As CEO, a role she has held for the past five years, Dr. Nevin is focused on diversifying the workplace and being more inclusive. The top executive team of 10 is comprised of five men and five women. Over 74 percent of all ChristianaCare leaders are women, a 27 percent increase since five years ago. Nationally, 36 percent of first- or mid-level officials at S&P 500 companies are female and only 25 percent of executive- and senior-level officials and managers are female. And 44 percent of ChristianaCare’s physicians are female — an increase of nearly 40 percent since 2015. Nationally, 37 percent of all physicians are women.

“We have some exceptional women in some of the medical disciplines that are more traditionally occupied by men,” says Dr. Nevin, noting women are excelling in cardiology, as well as transplant, bariatric, and neurointerventional surgery.

Leaning in

“I think it’s an amazing time for leadership, particularly in healthcare,” says Dr. Kara Odom Walker, secretary of Delaware Health and Social Services. “We’re starting to see more women in medical school classes and more women taking on leadership roles.”

She remembers meeting Dr. Nevin nearly 20 years ago and admiring her personally and professionally. These days she’s grateful they work in partnership in Delaware.

“It’s made a huge difference to me to be able to look up to women like her and others who’ve taken on leadership roles in medicine,” says Dr. Odom Walker.

Dr. Nevin encourages women to say yes to opportunities for career growth, even when they’re a little outside their area of expertise.

“Be intentional about working to get on a team or be part of a project that’s outside of your department, outside your area,” she says. “Because it really is how we grow.”

Diversity and innovation

Dr. Nevin believes that the diversity of her organization and her leadership team is a competitive advantage, because the varied perspectives help to support an innovative approach to care.

“We are reimagining how we deliver care — to deliver health, not just care, to the people we serve,” she says. “How do we partner with people to help them achieve the health goals that are important to them and do it in a way that respects cost and creates affordability?”

Dr.
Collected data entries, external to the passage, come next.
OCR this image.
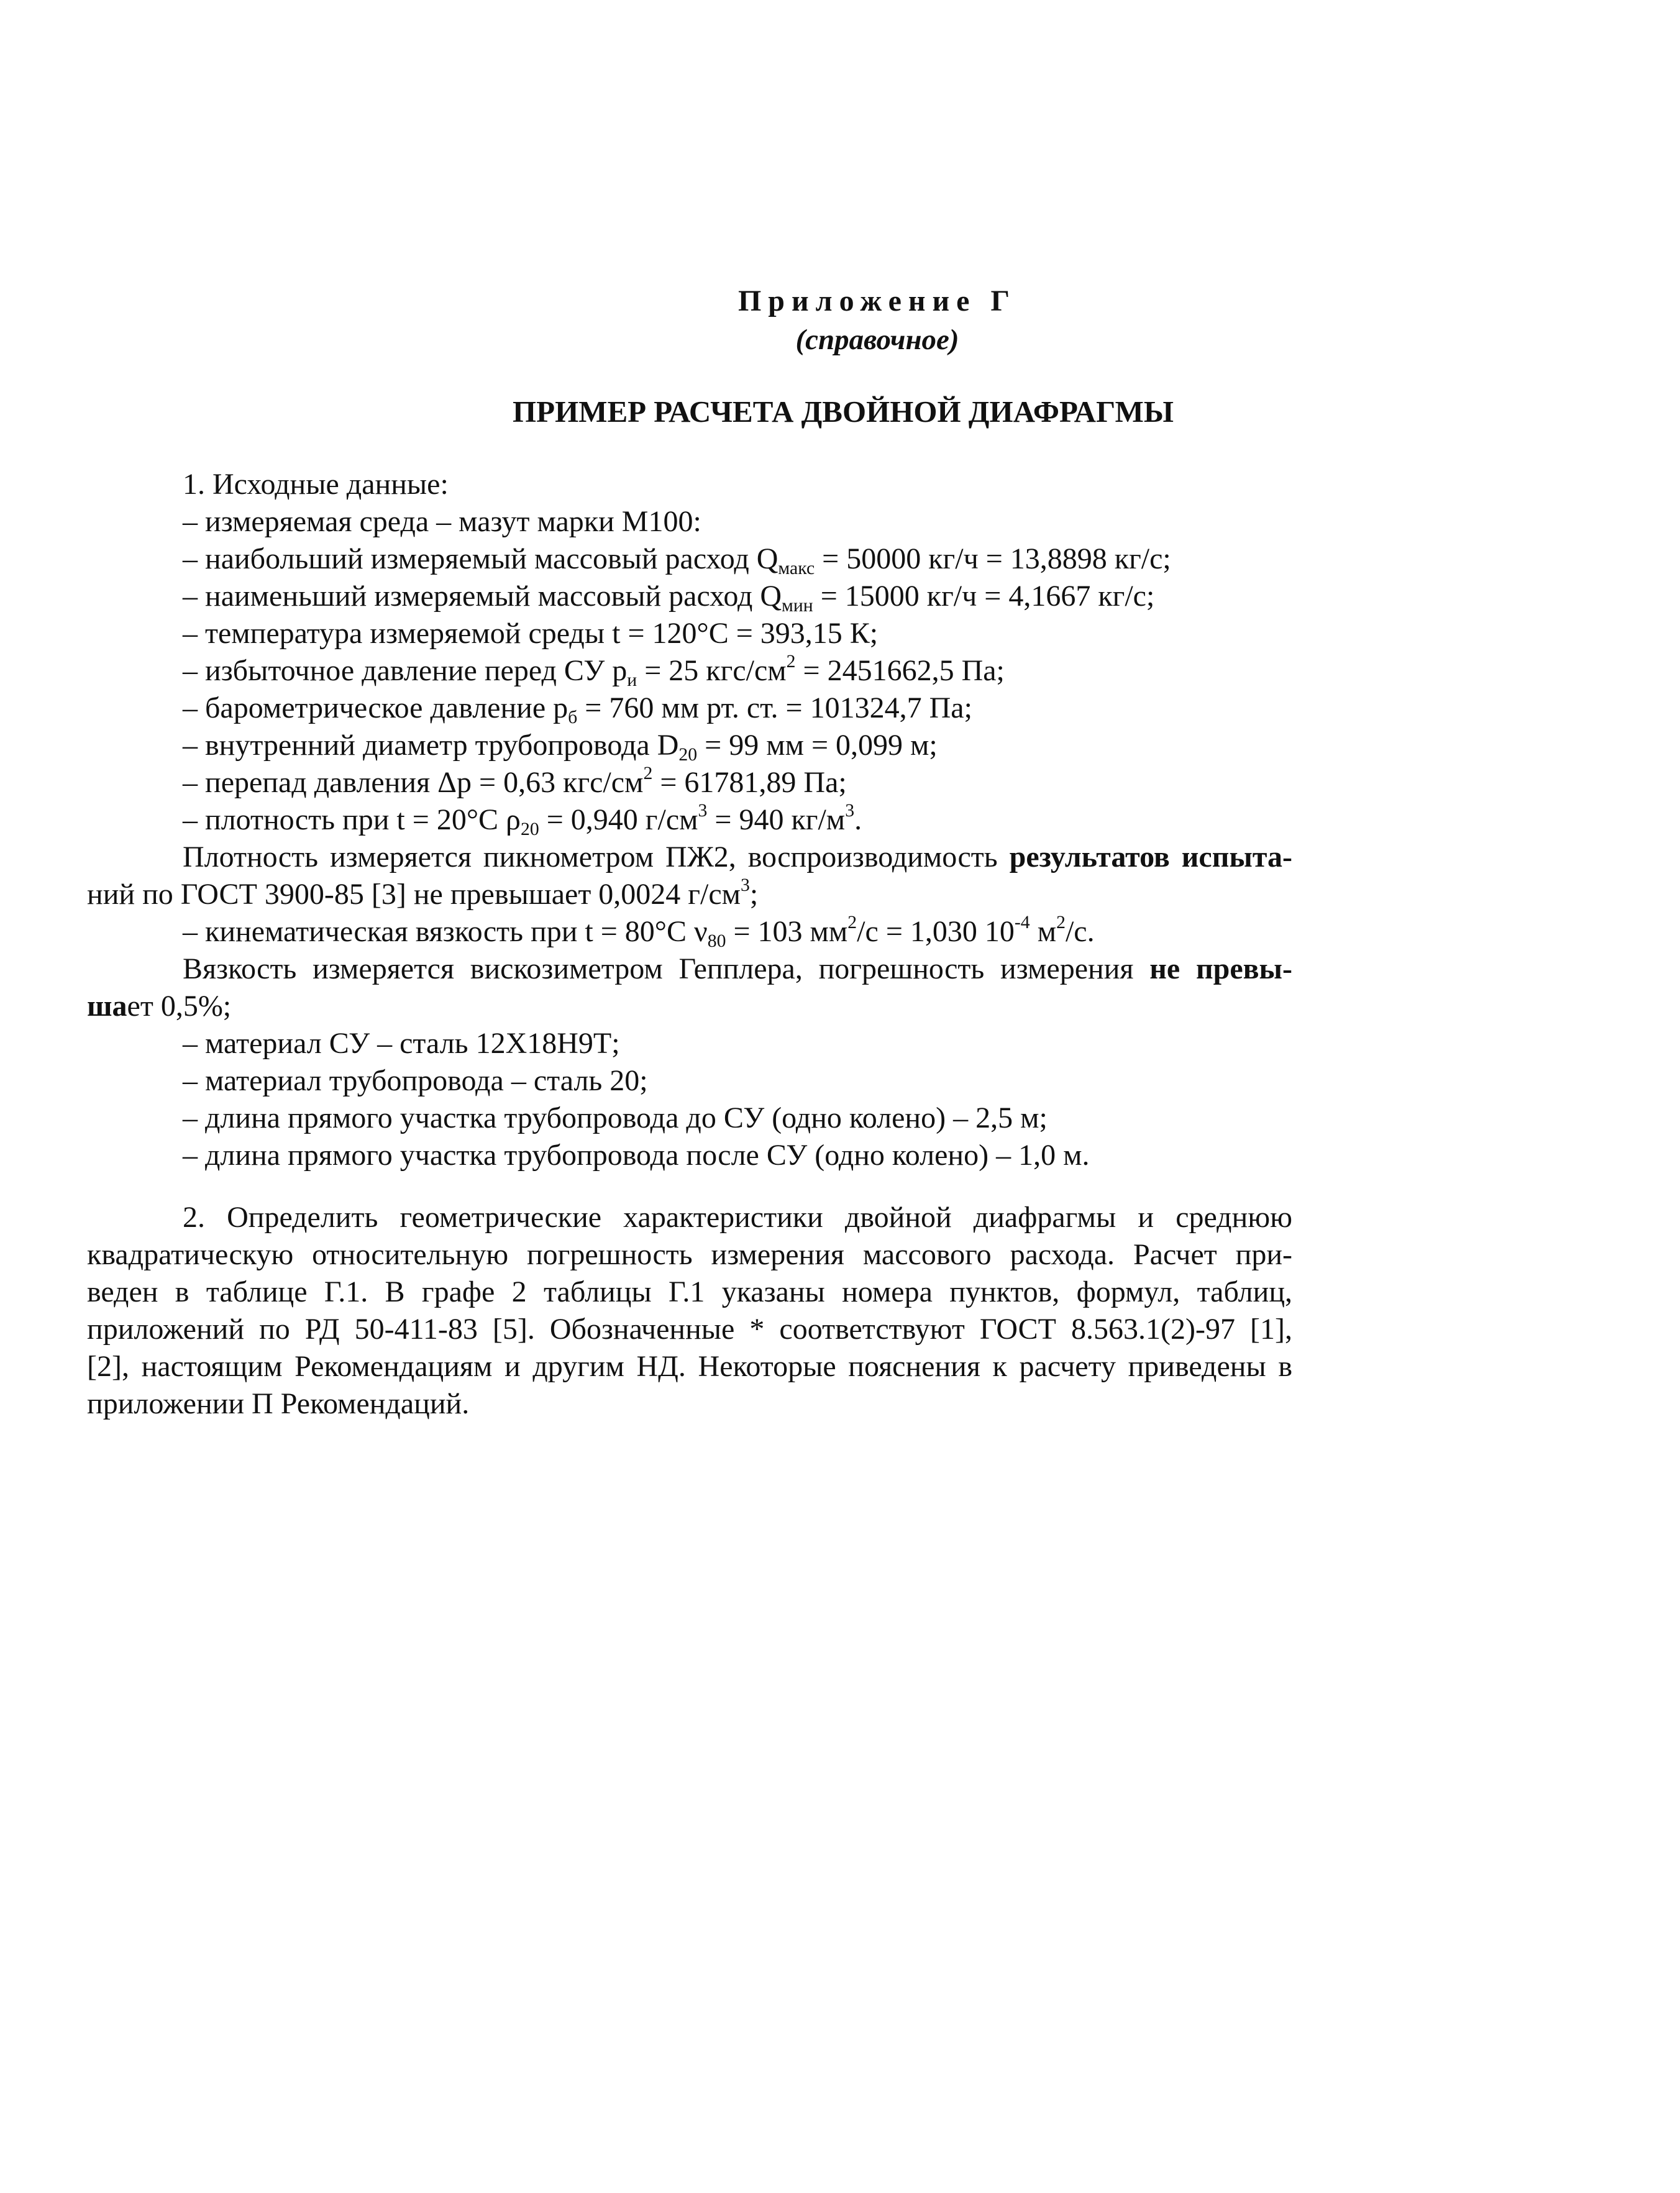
Приложение Г
(справочное)
ПРИМЕР РАСЧЕТА ДВОЙНОЙ ДИАФРАГМЫ
1. Исходные данные:
– измеряемая среда – мазут марки М100:
– наибольший измеряемый массовый расход $Q_{макс} = 50000$ кг/ч = 13,8898 кг/с;
– наименьший измеряемый массовый расход $Q_{мин} = 15000$ кг/ч = 4,1667 кг/с;
– температура измеряемой среды t = 120°С = 393,15 К;
– избыточное давление перед СУ $р_и = 25$ кгс/$см^2 = 2451662,5$ Па;
– барометрическое давление $р_б = 760$ мм рт. ст. = 101324,7 Па;
– внутренний диаметр трубопровода $D_{20} = 99$ мм = 0,099 м;
– перепад давления Δр = 0,63 кгс/$см^2 = 61781,89$ Па;
– плотность при t = 20°С $\rho_{20} = 0,940$ $г/см^3 = 940$ $кг/м^3$.
Плотность измеряется пикнометром ПЖ2, воспроизводимость результатов испыта-
ний по ГОСТ 3900-85 [3] не превышает 0,0024 $г/см^3$;
– кинематическая вязкость при t = 80°С $\nu_{80} = 103$ $мм^2/с = 1,030$ $10^{-4}$ $м^2/с$.
Вязкость измеряется вискозиметром Гепплера, погрешность измерения не превы-
шает 0,5%;
– материал СУ – сталь 12Х18Н9Т;
– материал трубопровода – сталь 20;
– длина прямого участка трубопровода до СУ (одно колено) – 2,5 м;
– длина прямого участка трубопровода после СУ (одно колено) – 1,0 м.
2. Определить геометрические характеристики двойной диафрагмы и среднюю
квадратическую относительную погрешность измерения массового расхода. Расчет при-
веден в таблице Г.1. В графе 2 таблицы Г.1 указаны номера пунктов, формул, таблиц,
приложений по РД 50-411-83 [5]. Обозначенные * соответствуют ГОСТ 8.563.1(2)-97 [1],
[2], настоящим Рекомендациям и другим НД. Некоторые пояснения к расчету приведены в
приложении П Рекомендаций.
Nevin says decisions made today will impact how the next generation experiences healthcare. She’s optimistic about the future.

“It’s really being able to look at health and wellness in a very different way — transforming the delivery system, investing in mental health, and really connecting deeply with community resources around social care that I think is essential if we’re going to create the system of the future.”